Das Landgericht (LG) Detmold gab dessen Klage überwiegend statt (Urt. v. 6.5.2021, Az. 4 O 59/19), da die OP an der gerade akut entzündeten Prostata laut zugezogenem Sachverständigen nicht lege artis war. Eine absolute Indikation zur Ausschälungs-OP war nicht gegeben; dies wäre nur bei einem Abszess der Fall gewesen, was gemäß Computertomografie und Ultraschall aber nicht so war. Selbst eine relative Indikation lag nach der Begutachtung nicht vor, da die Harnblase anfangs noch restharnfrei entleert werden konnte und zudem der Bauchdeckenkatheter zur Entleerung hätte genutzt werden können.

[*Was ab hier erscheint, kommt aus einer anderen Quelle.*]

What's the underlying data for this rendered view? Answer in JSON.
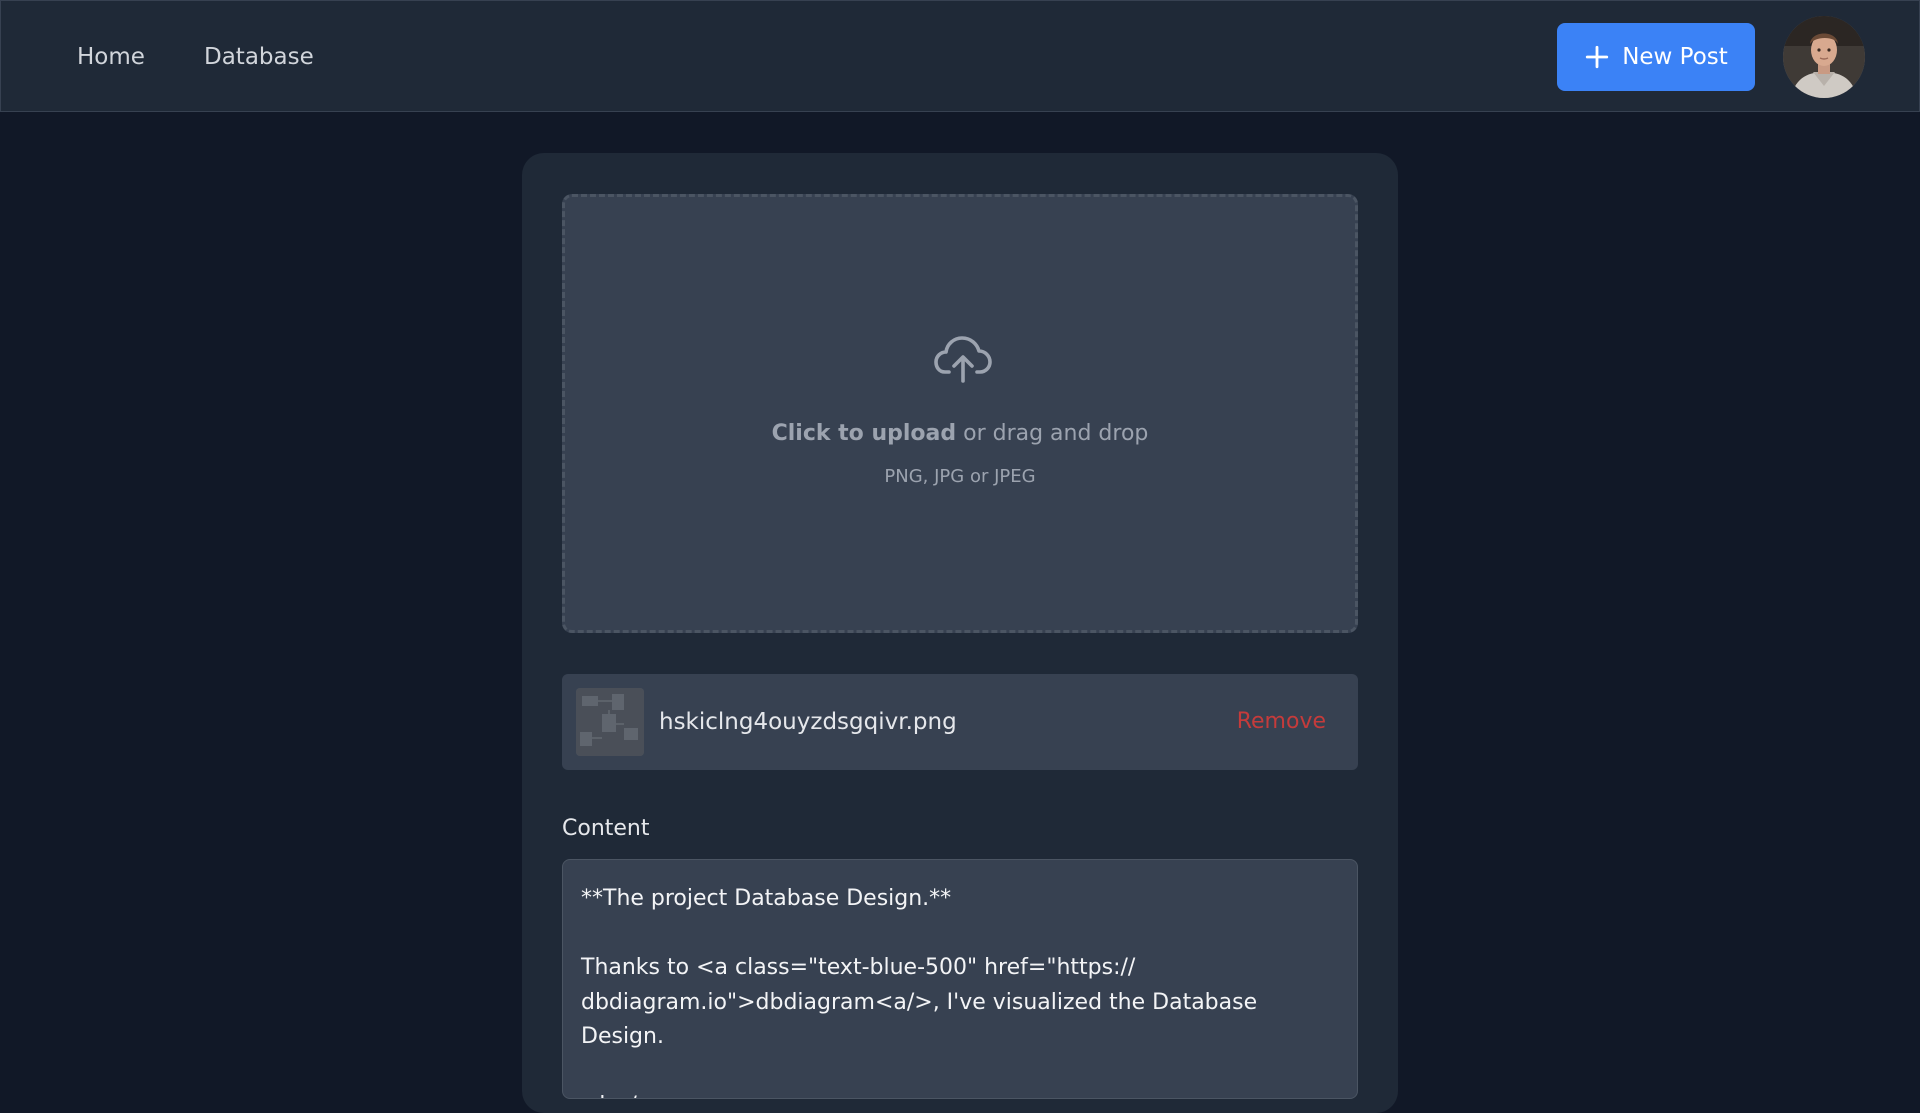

Der urologische Gutachter wertete die OP während einer akuten Prostatitis letztlich als grob fehlerhaft, wobei er diese auch von einer chronischen Prostatitis abgrenzte: So bestanden schon initial klinische Anzeichen eines akuten Geschehens in Gestalt von Fieber, Schüttelfrost und druckschmerzhafter Prostata. Der sich damit ergebende Verdacht auf eine akute Prostatitis habe sich auch fortgesetzt. Zwar schien es korrekt, die Entzündung antibiotisch anzubehandeln, jedoch hätte die Therapie mehrere Wochen fortgesetzt werden müssen, um wirksam zu sein. Sie konnte zum Zeitpunkt des Eingriffs noch nicht als abgeschlossen gelten. Vor einer OP hätte mithin erst eine Abheilung oder zumindest weitere Entwicklung der akuten Prostatitis abgewartet werden müssen; erst dann hätte die Situation neu bewertet werden können. Auf jeden Fall hätte man die OP laut Gutachten erst im Intervall planen dürfen - zumal der sofortige Eingriff höhere Komplikationsrisiken barg.

Was bedeutet das Urteil für den klinischen Alltag?

Der Leitsatz des Urteils fiel in medizinischer Hinsicht deutlich aus. Demnach entspricht es nicht den Regeln ärztlicher Kunst, eine transurethrale Resektion der Prostata (TUR-P) vorzunehmen, während eine akute Prostatitis besteht.

Rechtlich wäre zu ergänzen, dass allgemein rechtswidrig ist, trotzdem zu behandeln, wenn in der gegebenen Konstellation nicht einmal von einer relativen Indikation ausgegangen werden kann. Dies kann in der Regel auch nicht durch eine gegebenenfalls dennoch eingeholte Einwilligung gerechtfertigt werden.

In kontraindizierte Maßnahmen kann nämlich in der Regel nicht wirksam eingewilligt werden. Allenfalls in sehr eng ausgelegten Ausnahmefällen im Bereich von Außenseiter- beziehungsweise Neulandmethoden wird mitunter anderes diskutiert - dies aber auch wiederum nur, solange hierbei nicht die Grenzen der Sittenwidrigkeit einer Behandlung überschritten werden.